Written by one of the most provocative and prophetic novelists of his generation, Serotonin is at once a devastating story of solitude, longing and individual suffering, and a powerful criticism of modern life.
Michel Houellebecq (Author)
Michel Houellebecq is a poet, essayist and novelist. He is the
author of several novels including The Map and the Territory
(winner of the Prix Goncourt), Atomised, Platform, Whatever and
Submission. He was awarded the Legion d'Honneur in 2019.

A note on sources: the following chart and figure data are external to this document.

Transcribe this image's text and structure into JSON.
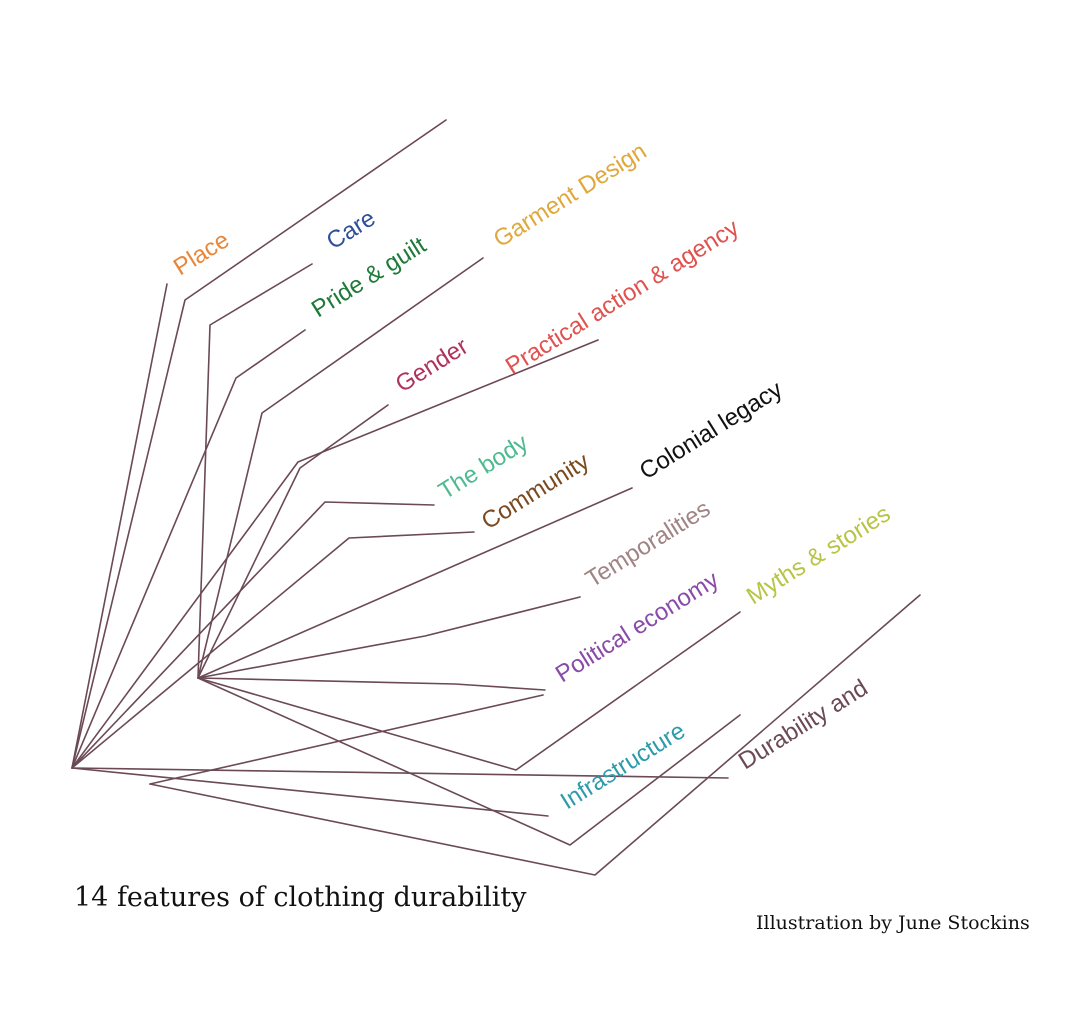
{
  "diagram": {
    "title": "14 features of clothing durability",
    "credit": "Illustration by June Stockins",
    "line_color": "#6b4a55",
    "features": [
      {
        "label": "Place",
        "color": "#e8873a"
      },
      {
        "label": "Care",
        "color": "#2e4f9a"
      },
      {
        "label": "Pride & guilt",
        "color": "#1f7a3a"
      },
      {
        "label": "Garment Design",
        "color": "#e0a83c"
      },
      {
        "label": "Practical action & agency",
        "color": "#e0524f"
      },
      {
        "label": "Gender",
        "color": "#b0325e"
      },
      {
        "label": "The body",
        "color": "#4fba92"
      },
      {
        "label": "Community",
        "color": "#7a4a1e"
      },
      {
        "label": "Colonial legacy",
        "color": "#111111"
      },
      {
        "label": "Temporalities",
        "color": "#a08484"
      },
      {
        "label": "Political economy",
        "color": "#8a4aa8"
      },
      {
        "label": "Myths & stories",
        "color": "#b8c445"
      },
      {
        "label": "Infrastructure",
        "color": "#2e9aaa"
      },
      {
        "label": "Durability and",
        "color": "#6b4a55"
      }
    ]
  }
}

Michel Houellebecq has good claim to be the most interesting
novelist of our times … Houellebecq has often shown alarming
prescience in his fiction … The novel burns with anger … Cutting
between brand names and sweeping generalisations, exhilarating in
its nihilism, often very funny and always enjoyable ... Yet the
anger he expresses here about the destruction of the deep France
that he loves could not be more to the point, reflecting deep
despair about what is happening now. There’s no British equivalent
to Houellebecq. After years of being shunned by the French
establishment, he has now been fully embraced by it. On New Year’s
Day, he was awarded the Légion d’honneur. Just so.
*Evening Standard*
Every few years, Michel Houellebecq takes his literary scalpel to
French society. It usually hurts, often shocks, and always causes a
commotion … There is no equivalent in France to the arrival of a
new Houellebecq novel … The novelist’s wit, and skill at shifting
from the banal quotidian to the existential, are intact … Mr
Houellebecq has once again managed to put his finger on modern
French (and Western) society’s wounds, and it hurts.
*Economist*
France’s literary event of the year [is] the publication of Michel
Houellebecq’s new novel, Serotonin … The critics have lavished
praise and the public are plucking it from the shelves … Why is
this 62-year-old Frenchman so popular across Europe? It’s easy to
explain, when you take into consideration the prescience of his
prose but more specifically his courage in tackling subjects that
most of his contemporaries shy away from … Houellebecq’s
willingness to speak his mind in an age of stifling literary
conformity has earned him the predictable epithet of the ‘enfant
terrible’ of French literature … One man who can’t get enough of
Houellebecq, somewhat surprisingly, is Emmanuel Macron … Last week,
Macron awarded Houellebecq the Légion d’Honneur, France’s highest
distinction … Macron will no doubt read Houellebecq’s latest novel
with interest.
*Spectator*
Houellebecq is a deeply political novelist – he has said he never
votes in elections, only in referendums – and Sérotonine reflects
his country's present discontents … It is revelatory how much
French critics praised the book. They clearly regarded
Houellebecq's implicit denunciation of the French establishment,
French society and the EU as utterly accurate. If your French is up
to it, do read this remarkable novel – even though parts require a
strong stomach – because Houellebecq is a remarkable stylist. If
not, let's hope the translation does him justice.
*Daily Telegraph*
Not many readers will necessarily embrace Houellebecq’s world view.
That, I would firmly suggest, is beside the point. As Howard
Jacobson once put it: “Encountering what is not you, indeed what
might well be inimical to you, is one of the first reasons for
reading anything.” If you have not read Houellebecq before — and
don’t insist on virtuous literature — the thrill of heresy that the
novel offers could well be enough, with plenty of admittedly rather
bracing material to enjoy or argue with.